There’s a spot in my yard I like to look at from my kitchen window. It’s a kind of wild, overgrown, messy spot, but if you look at it just right you forget for a minute that you’re in a city and can pretend that you’re in some kind of magical fairy tale forest. (This came in handy during 2020. A lot.)
It’s a a small little patch with some ground cover, some flowers, and a whimsical little tree stump that occasionally is home to some extremely adorable mushrooms. Like I said: fairy tale shit.
Last year on winter solstice I started a photo project mostly to pass the time in winter because it is the worst season. The idea was to take a picture of this spot every morning and share it to an Instagram account dedicated just to that. I didn’t go into it with any major expectations. I just wanted to see if I could do it and maybe have a neat yearlong photoset to look at when it was all done.
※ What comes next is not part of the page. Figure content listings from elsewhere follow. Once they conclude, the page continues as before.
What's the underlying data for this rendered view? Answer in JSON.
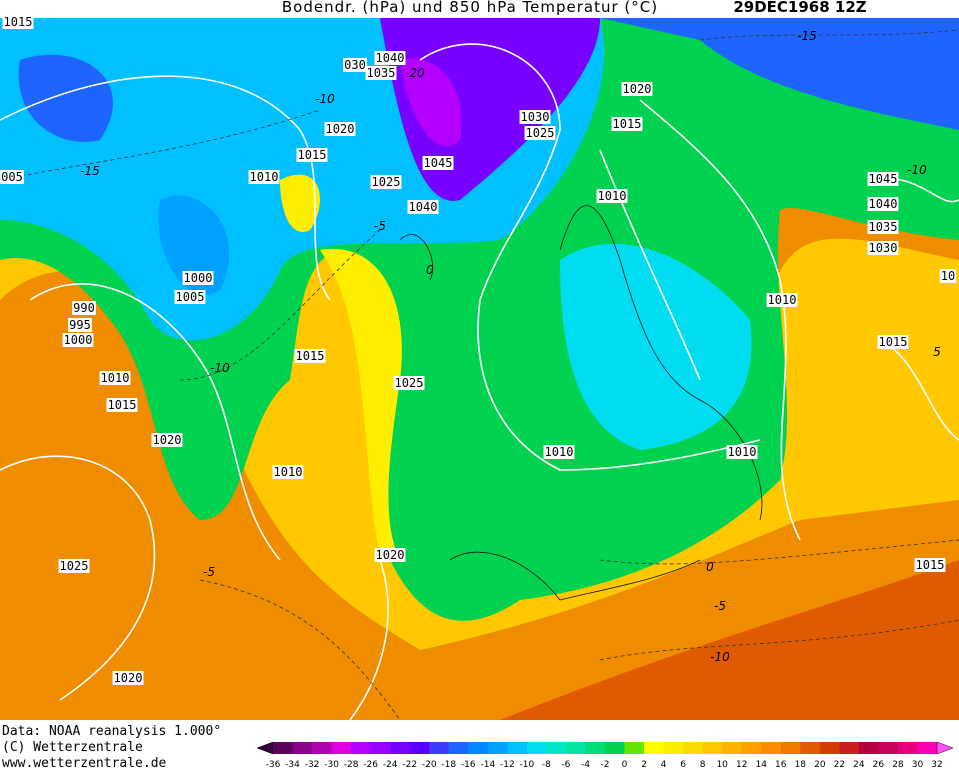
{
  "header": {
    "title": "Bodendr. (hPa) und 850 hPa Temperatur (°C)",
    "date": "29DEC1968 12Z"
  },
  "footer": {
    "source": "Data: NOAA reanalysis 1.000°",
    "copyright": "(C) Wetterzentrale",
    "url": "www.wetterzentrale.de"
  },
  "map": {
    "isobar_labels": [
      "1015",
      "030",
      "1040",
      "1035",
      "1020",
      "1015",
      "1010",
      "1025",
      "1045",
      "1040",
      "1030",
      "1025",
      "1020",
      "1015",
      "1010",
      "005",
      "1000",
      "1005",
      "990",
      "995",
      "1000",
      "1010",
      "1015",
      "1020",
      "1015",
      "1025",
      "1010",
      "1020",
      "1025",
      "1020",
      "1010",
      "1010",
      "1010",
      "1015",
      "1045",
      "1040",
      "1035",
      "1030",
      "1015",
      "10"
    ],
    "isotherm_labels": [
      "-15",
      "-10",
      "-15",
      "-20",
      "-10",
      "-5",
      "0",
      "-5",
      "0",
      "-5",
      "-10",
      "-10",
      "5"
    ]
  },
  "colorbar": {
    "labels": [
      "-36",
      "-34",
      "-32",
      "-30",
      "-28",
      "-26",
      "-24",
      "-22",
      "-20",
      "-18",
      "-16",
      "-14",
      "-12",
      "-10",
      "-8",
      "-6",
      "-4",
      "-2",
      "0",
      "2",
      "4",
      "6",
      "8",
      "10",
      "12",
      "14",
      "16",
      "18",
      "20",
      "22",
      "24",
      "26",
      "28",
      "30",
      "32"
    ],
    "colors": [
      "#3a003a",
      "#5a005a",
      "#8a008a",
      "#b000b0",
      "#e000e0",
      "#b400ff",
      "#9600ff",
      "#7800ff",
      "#5a00ff",
      "#3c3cff",
      "#1e64ff",
      "#0088ff",
      "#00a0ff",
      "#00c0ff",
      "#00dcf0",
      "#00e6c8",
      "#00e6a0",
      "#00dc78",
      "#00d250",
      "#64e600",
      "#ffff00",
      "#ffee00",
      "#ffdc00",
      "#ffc800",
      "#ffb400",
      "#ffa000",
      "#ff8c00",
      "#f07800",
      "#e05a00",
      "#d23c00",
      "#c81e1e",
      "#b4003c",
      "#c8005a",
      "#e6007d",
      "#ff00b4",
      "#ff50ff"
    ]
  }
}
There weren’t really any rules. They didn’t have to be perfect pictures, or even good in plenty of cases. Just the same spot at roughly the same time, no filters, no staging a perfect scene. Just capture what’s there in that moment. I had zero followers at first, so no audience to disappoint, or worry about, or cater to which was good practice for this blog, honestly. (I wound up with about 27 followers total, if you’re wondering, and thanks if you happened to be one of them.)
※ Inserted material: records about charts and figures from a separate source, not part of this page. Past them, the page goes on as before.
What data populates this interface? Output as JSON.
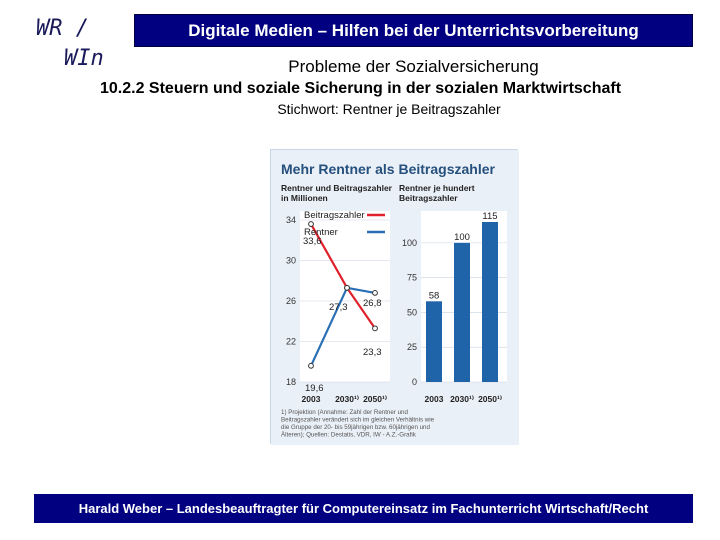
{
  "logo": {
    "line1": "WR /",
    "line2": "WIn"
  },
  "header": {
    "title": "Digitale Medien – Hilfen bei der Unterrichtsvorbereitung"
  },
  "subtitle": "Probleme der Sozialversicherung",
  "section": "10.2.2  Steuern und soziale Sicherung in der sozialen Marktwirtschaft",
  "keyword": "Stichwort: Rentner je Beitragszahler",
  "footer": "Harald Weber – Landesbeauftragter für Computereinsatz im Fachunterricht Wirtschaft/Recht",
  "colors": {
    "header_bg": "#000080",
    "payers": "#e0202a",
    "pensioners": "#2a6fb5",
    "bars": "#1f63a8",
    "chart_bg": "#eaf0f7"
  },
  "chart_data": [
    {
      "type": "line",
      "title": "Mehr Rentner als Beitragszahler",
      "panel_label": "Rentner und Beitragszahler in Millionen",
      "categories": [
        "2003",
        "2030¹⁾",
        "2050¹⁾"
      ],
      "ylim": [
        18,
        34
      ],
      "yticks": [
        "34",
        "30",
        "26",
        "22",
        "18"
      ],
      "series": [
        {
          "name": "Beitragszahler",
          "values": [
            33.6,
            27.3,
            23.3
          ],
          "value_labels": [
            "33,6",
            "27,3",
            "23,3"
          ]
        },
        {
          "name": "Rentner",
          "values": [
            19.6,
            27.3,
            26.8
          ],
          "value_labels": [
            "19,6",
            "",
            "26,8"
          ]
        }
      ]
    },
    {
      "type": "bar",
      "panel_label": "Rentner je hundert Beitragszahler",
      "categories": [
        "2003",
        "2030¹⁾",
        "2050¹⁾"
      ],
      "values": [
        58,
        100,
        115
      ],
      "ylim": [
        0,
        115
      ],
      "yticks": [
        "100",
        "75",
        "50",
        "25",
        "0"
      ]
    }
  ],
  "chart_footnote": "1) Projektion (Annahme: Zahl der Rentner und Beitragszahler verändert sich im gleichen Verhältnis wie die Gruppe der 20- bis 59jährigen bzw. 60jährigen und Älteren); Quellen: Destatis, VDR, IW - A.Z.-Grafik Brocker"
}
Today as I write this is the one year mark. There’s not like, some big reveal about Things I Have Learned or anything (sorry). But it was interesting to just take time to notice all the little ways that things change from day to day, month to month, season to season, and the ways they stay the same. Something that was surprising was that I stuck with it for more or less the whole year. I’m a notorious project starter but not so much a project finisher.
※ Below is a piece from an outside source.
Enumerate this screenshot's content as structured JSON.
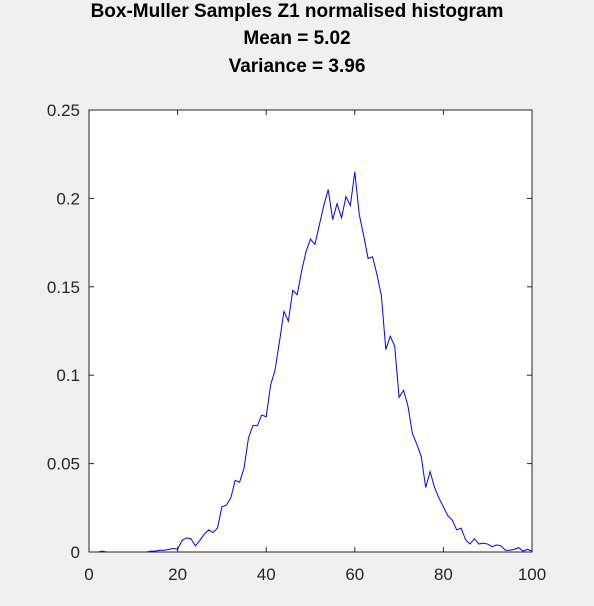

I did miss some days due to vacation or illness or just forgetting, so it’s not a perfect 365-day record, but instead of giving up after missing a day I just got back to it when I could. It was a project where failure — missing a day or three, or giving up if I wanted to — was an option and was perfectly fine, which is not at all how I tend to approach things generally. It was an exercise in giving myself permission to fuck up in an extremely low stakes way. (It also got me thinking about sameness, change, shared experiences, and lots of other related ideas that will have to wait for another post.)
I’m not planning on continuing the photo part, at least not now. But I will continue the practice of making time to just stop and notice little things. Getting excited about when a peony is going to pop open or finding out if today’s the day the last patch of snow will finally melt. All of that felt really good and grounding even if the rest of the day or week or world at large was a complete and utter shitshow otherwise.
If you wind up taking a look at it, you’ll see exactly where life got too busy to post regularly even though I still took pictures every day. (Why posting one little picture got to be too much is another topic for another post and by “post” I mean “a session with my therapist.”)
I don’t have an ending for this. It happens.
In the Loop
A look at the song, quote from movies or tv, or random phrase that has been stuck in my head all week in an attempt to get it out by acknowledging it publicly.
How this got in my head I have no idea, but in actually listening to it just now it turns out it is extremely apt for the mood of the last couple of weeks. Just a relentless onslaught of so much stuff that lighting off into the ether for a bit sounds pretty appealing.
I also just realized that when this record came out I definitely thought that was Divine on the cover of this record for way longer than I probably should have.
Thanks for reading & happy Solstice!